エプロンをつけてキッチンに立ち、兄さんのために愛情たっぷりの料理を作るんです♪
そんな時、兄さんがやってきて、『俺は結衣が食べたいな』なんて言って、後ろから抱きしめて……きゃあきゃあ!
って、いけません。
ついつい、妄想が捗ってしまいました。
そのうち、料理の勉強をするのもいいかもしれませんね。
「んっ……やっぱり、そーくんの作るごはんはおいしいですね」
「おっ、そうか? もっと食べるか? 俺の卵焼き、いるか?」
「もう、女の子はそんなに食べられませんよ? 気持ちだけいただいておきますね」
「そうだよな、悪い。うまいって言われるのうれしいから、つい」
「に……そーくんのごはんは、とてもおいしいですからね。毎日食べられる私は、幸せものです♪」
「夕飯のリクエストはあるか?」
「んー……じゃあ、そ、そーくんで♪」
「お、おいおい、冗談はやめてくれよ」
「本気かもしれませんよ?」
「えっ」
「くすくす。慌てるそーくん、かわいいです」
「あのな。からかわないでくれよ」
「すいません。

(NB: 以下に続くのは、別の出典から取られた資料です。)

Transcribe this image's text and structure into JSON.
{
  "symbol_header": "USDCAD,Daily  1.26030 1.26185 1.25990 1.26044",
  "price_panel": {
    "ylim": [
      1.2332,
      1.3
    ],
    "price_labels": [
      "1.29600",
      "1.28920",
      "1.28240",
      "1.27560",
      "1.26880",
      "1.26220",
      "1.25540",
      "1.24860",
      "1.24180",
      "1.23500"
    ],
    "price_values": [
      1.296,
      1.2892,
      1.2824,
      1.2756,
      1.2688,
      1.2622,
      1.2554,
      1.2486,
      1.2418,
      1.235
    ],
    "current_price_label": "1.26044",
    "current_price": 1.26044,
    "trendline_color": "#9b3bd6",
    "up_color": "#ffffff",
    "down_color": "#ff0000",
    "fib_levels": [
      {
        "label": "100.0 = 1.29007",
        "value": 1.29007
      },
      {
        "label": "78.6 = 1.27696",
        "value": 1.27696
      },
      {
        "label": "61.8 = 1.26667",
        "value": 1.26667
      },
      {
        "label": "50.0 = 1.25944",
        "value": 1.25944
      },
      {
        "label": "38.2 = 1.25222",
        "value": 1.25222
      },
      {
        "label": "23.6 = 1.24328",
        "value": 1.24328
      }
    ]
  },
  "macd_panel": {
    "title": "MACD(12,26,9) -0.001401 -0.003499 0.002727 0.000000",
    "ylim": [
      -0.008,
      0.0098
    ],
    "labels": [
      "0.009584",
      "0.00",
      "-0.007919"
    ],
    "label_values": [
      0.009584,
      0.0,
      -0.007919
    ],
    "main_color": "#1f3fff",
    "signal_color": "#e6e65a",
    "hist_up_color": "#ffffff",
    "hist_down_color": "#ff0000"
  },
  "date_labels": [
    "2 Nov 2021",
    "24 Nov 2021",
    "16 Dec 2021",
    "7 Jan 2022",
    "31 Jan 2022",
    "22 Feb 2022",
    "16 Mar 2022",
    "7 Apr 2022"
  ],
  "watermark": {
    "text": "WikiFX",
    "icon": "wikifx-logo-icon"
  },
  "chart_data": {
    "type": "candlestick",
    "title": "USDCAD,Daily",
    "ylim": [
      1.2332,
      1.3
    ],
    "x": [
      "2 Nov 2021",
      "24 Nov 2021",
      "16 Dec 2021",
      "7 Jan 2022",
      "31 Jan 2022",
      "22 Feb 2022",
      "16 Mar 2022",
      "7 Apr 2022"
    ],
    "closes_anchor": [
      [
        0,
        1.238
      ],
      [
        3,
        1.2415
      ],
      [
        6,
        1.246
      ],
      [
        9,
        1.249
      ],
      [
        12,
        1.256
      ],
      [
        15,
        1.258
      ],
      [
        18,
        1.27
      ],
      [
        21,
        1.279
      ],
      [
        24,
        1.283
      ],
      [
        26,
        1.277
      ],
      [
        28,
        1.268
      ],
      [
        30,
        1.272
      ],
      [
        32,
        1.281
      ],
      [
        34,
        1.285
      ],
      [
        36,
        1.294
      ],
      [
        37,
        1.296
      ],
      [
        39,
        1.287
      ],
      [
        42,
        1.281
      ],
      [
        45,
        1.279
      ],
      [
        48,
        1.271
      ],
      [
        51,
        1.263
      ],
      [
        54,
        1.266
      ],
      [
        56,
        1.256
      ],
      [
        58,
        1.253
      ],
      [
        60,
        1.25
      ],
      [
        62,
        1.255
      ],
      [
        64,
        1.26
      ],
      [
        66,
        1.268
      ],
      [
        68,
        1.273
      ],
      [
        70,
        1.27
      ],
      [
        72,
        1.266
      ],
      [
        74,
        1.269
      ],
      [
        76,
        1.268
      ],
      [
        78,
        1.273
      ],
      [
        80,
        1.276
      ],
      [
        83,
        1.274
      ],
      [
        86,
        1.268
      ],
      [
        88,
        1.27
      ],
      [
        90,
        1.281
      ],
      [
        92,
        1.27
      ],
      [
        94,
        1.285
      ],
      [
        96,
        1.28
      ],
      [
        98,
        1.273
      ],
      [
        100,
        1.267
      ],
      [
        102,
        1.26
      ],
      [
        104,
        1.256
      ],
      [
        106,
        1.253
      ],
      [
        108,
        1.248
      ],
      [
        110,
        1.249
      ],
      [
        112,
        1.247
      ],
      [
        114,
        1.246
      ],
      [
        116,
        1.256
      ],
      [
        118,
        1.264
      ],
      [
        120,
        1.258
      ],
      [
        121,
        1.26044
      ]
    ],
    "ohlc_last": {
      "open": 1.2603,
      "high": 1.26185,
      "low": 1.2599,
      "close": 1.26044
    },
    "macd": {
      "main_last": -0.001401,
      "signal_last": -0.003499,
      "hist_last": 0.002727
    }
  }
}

そーくんがかわいいから、つい」
事前の打ち合わせ通り、私たちは砂糖のような甘い会話を繰り広げます。
はふぅ。
幸せです……最高です……
愛称で呼び合い、とても自然に接することができて……
これは、兄妹の段階を超えているのでは?
その先にある、し、ししし……新婚、の領域に達しているのでは!?
兄さんと新婚……えへへ♪
今の状況は、とてもそれらしくて……
ついつい、ニヤニヤしてしまいます。
私、とても幸せです。
このまま昇天してしまいそうなくらい、私は、兄さんとの甘い時間を満喫していました。
「えっと……」
さてはて。
これだけ見せつけておけば、問題ないでしょうか?
私と兄さんの間に割り込むことはできないと、そう思ってくれたでしょうか?
そっと、天道さんの様子を伺います。
「……」
天道さんは、やれやれという感じで、マイペースにごはんを食べています。
でも……
同じ女の子である私の目はごまかせません。
わずかに、頬が引きつっています。
たまに、拗ねるような感じで、私たちの方を見ています。
良い感じですね。
だいぶ、効果が出ています。
このまま一気に押し切りましょう!
そして、さらに兄さんとイチャイチャしましょう! イチャイチャできる時に堪能しておかないと、後で後悔してしまいますからね。というか、いくらイチャイチャしても物足りませんからね。それくらい、兄さんのことが好きなんです♪
さあ、いざ……というところで、事態が急変しました。